President Bush has made it national policy that we are not in a war with global Islam. Furthermore, it is hardly good for the morale of troops to understand that their commander is a wacko who goes around photographing Satan zooming overhead. General Boykin is manifestly insubordinate, and should be sacked. Yesterday.
The comparisons to MacArthur and Walker are wrong. Boykin is not advocating any change in the government's strategic or operational policies; in fact, he is a key instrument of them.

And he is not directly instructing his troops in any "wacko" ideologies, as did Walker. Boykin's theology is not part of his troops' training.
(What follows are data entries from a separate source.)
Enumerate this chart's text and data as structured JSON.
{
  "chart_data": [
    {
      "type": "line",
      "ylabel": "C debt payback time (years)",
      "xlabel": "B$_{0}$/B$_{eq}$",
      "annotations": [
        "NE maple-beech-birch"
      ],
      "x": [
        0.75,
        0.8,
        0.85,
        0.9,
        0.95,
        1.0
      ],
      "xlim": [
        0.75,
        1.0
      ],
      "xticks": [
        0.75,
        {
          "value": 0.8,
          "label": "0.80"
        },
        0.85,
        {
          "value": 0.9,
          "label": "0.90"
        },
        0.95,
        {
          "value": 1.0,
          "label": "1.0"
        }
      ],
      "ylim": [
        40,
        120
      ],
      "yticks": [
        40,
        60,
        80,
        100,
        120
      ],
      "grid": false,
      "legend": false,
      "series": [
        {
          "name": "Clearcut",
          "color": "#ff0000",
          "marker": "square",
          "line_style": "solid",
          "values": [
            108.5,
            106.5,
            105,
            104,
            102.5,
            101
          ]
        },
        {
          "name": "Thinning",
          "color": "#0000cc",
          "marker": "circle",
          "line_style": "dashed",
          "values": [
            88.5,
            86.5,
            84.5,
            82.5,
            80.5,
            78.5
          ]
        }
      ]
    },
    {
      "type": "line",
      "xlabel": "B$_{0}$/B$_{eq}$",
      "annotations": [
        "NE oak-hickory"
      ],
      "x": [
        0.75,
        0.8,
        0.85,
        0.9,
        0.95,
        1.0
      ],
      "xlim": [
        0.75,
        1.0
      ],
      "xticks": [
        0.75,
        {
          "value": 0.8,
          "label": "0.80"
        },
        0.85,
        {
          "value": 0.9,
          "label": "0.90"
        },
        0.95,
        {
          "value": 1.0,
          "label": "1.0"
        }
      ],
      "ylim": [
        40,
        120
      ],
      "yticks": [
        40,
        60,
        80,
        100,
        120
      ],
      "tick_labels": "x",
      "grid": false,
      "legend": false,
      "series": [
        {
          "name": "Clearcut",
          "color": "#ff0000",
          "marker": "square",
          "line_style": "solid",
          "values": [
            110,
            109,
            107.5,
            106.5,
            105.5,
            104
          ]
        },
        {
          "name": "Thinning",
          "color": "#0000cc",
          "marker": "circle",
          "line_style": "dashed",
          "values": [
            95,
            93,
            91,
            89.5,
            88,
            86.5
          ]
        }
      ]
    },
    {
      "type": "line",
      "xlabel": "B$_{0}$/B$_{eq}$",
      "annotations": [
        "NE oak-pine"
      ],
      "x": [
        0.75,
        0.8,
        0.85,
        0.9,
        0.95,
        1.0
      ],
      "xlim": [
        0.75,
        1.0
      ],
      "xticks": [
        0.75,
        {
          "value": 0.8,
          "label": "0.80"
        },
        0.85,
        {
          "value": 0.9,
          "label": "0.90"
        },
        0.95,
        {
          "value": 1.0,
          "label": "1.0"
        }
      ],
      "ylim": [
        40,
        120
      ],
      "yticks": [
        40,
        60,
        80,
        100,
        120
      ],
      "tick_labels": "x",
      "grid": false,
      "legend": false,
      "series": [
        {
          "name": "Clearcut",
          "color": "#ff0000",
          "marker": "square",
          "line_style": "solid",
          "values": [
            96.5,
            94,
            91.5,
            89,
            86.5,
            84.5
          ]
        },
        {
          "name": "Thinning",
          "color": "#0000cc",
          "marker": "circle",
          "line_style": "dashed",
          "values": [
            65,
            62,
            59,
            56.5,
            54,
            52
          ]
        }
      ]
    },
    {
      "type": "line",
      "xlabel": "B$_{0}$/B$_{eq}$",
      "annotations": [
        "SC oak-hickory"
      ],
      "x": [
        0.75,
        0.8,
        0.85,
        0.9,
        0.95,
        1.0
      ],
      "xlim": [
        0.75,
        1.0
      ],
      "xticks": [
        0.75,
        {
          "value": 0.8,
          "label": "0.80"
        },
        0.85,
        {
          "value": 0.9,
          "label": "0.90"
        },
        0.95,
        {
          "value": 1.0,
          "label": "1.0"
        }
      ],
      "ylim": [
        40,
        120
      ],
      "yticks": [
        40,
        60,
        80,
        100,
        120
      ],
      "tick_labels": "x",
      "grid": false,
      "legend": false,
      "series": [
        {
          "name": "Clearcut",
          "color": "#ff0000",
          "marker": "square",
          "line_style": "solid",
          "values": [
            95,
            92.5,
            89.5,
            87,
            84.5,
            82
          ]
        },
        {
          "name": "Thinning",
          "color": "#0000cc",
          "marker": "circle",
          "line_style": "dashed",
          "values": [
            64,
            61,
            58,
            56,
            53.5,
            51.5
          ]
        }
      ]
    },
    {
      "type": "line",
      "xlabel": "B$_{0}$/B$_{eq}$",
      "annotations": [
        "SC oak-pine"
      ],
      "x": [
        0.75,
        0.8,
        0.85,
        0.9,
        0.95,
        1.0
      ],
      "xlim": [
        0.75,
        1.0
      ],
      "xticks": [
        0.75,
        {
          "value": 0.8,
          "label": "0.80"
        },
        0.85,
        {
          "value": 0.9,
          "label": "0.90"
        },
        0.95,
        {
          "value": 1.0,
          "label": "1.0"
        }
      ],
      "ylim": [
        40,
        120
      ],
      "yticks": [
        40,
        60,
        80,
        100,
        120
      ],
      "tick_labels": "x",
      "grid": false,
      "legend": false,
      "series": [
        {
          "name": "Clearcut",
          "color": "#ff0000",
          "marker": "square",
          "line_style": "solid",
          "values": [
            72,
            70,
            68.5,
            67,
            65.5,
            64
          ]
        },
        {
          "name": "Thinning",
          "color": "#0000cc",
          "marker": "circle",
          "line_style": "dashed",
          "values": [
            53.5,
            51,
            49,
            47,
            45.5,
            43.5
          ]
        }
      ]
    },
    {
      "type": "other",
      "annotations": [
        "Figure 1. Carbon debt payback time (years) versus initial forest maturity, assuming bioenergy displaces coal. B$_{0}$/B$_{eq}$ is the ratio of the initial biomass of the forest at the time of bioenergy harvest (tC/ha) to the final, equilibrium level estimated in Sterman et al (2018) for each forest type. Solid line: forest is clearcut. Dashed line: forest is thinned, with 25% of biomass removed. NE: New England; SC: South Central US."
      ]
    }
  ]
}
As to the "wacko" claim - was Patton a wacko? After all, he said:

  • •Perpetual peace is a futile dream. Think Patton would have lasted long under Bill Clinton?
  • As I walk through the valley of death I fear no one, for I am the meanest mother fucker in the valley!- NOW might have had trouble with that.
  • It has come to my attention that a very small number of soldiers are going to the hospitals on the pretext that they are nervously incapable of combat. Such men are cowards, and they bring discredit to the Army and disgrace to their comrades, whom they heartlessly leave to endure the dangers of battle, while they, themselves, use the hospitals as a means of escape. - Can you imagine an officer saying such a thing today? Yes, of course Patton's war career was shunted aside over this incident - but not permanently.
  • One can only conclude that where the Eighth Army is in trouble we are to expend our lives gladly; but when the Eighth is going well, we are to halt so as not to take any glory. It is an inspiring method of making war and shows rare qualities of leadership, and Ike falls for it! Oh, for a Pershing! - Insubordinate? Beyond doubt! And yet - he was right.
But here's the most germane Patton quote of all:
•There's a great deal of talk about loyalty from the bottom to the top. Loyalty from the top down is even more necessary and is much less prevalent. One of the most frequently noted characteristics of great men who have remained great is loyalty to their subordinates.
Taken in context, Boykin said nothing that fits any definition of "insubordination". For the President or Rumsfeld to sack one of the world's leading practitioners of his art of intelligence and special operations because of the media's trumping up of bogus chargers of crusaderism would be to violate Patton's dictum, putting the dreaded "chilling effect" on officers who lead, as Patton led, by creating a larger-than-life example of the warrior ethic, especially the Christian Warrior ethic.

Don't do it.

UPDATE: Apparently the Boykin editorial was a mistake - fallout from a debate among the National Review's editorial staff. It made it into print due to a production error.

Which doesn't change my opinion about the notion of sacking Boykin one bit, whether broached from the left or the right.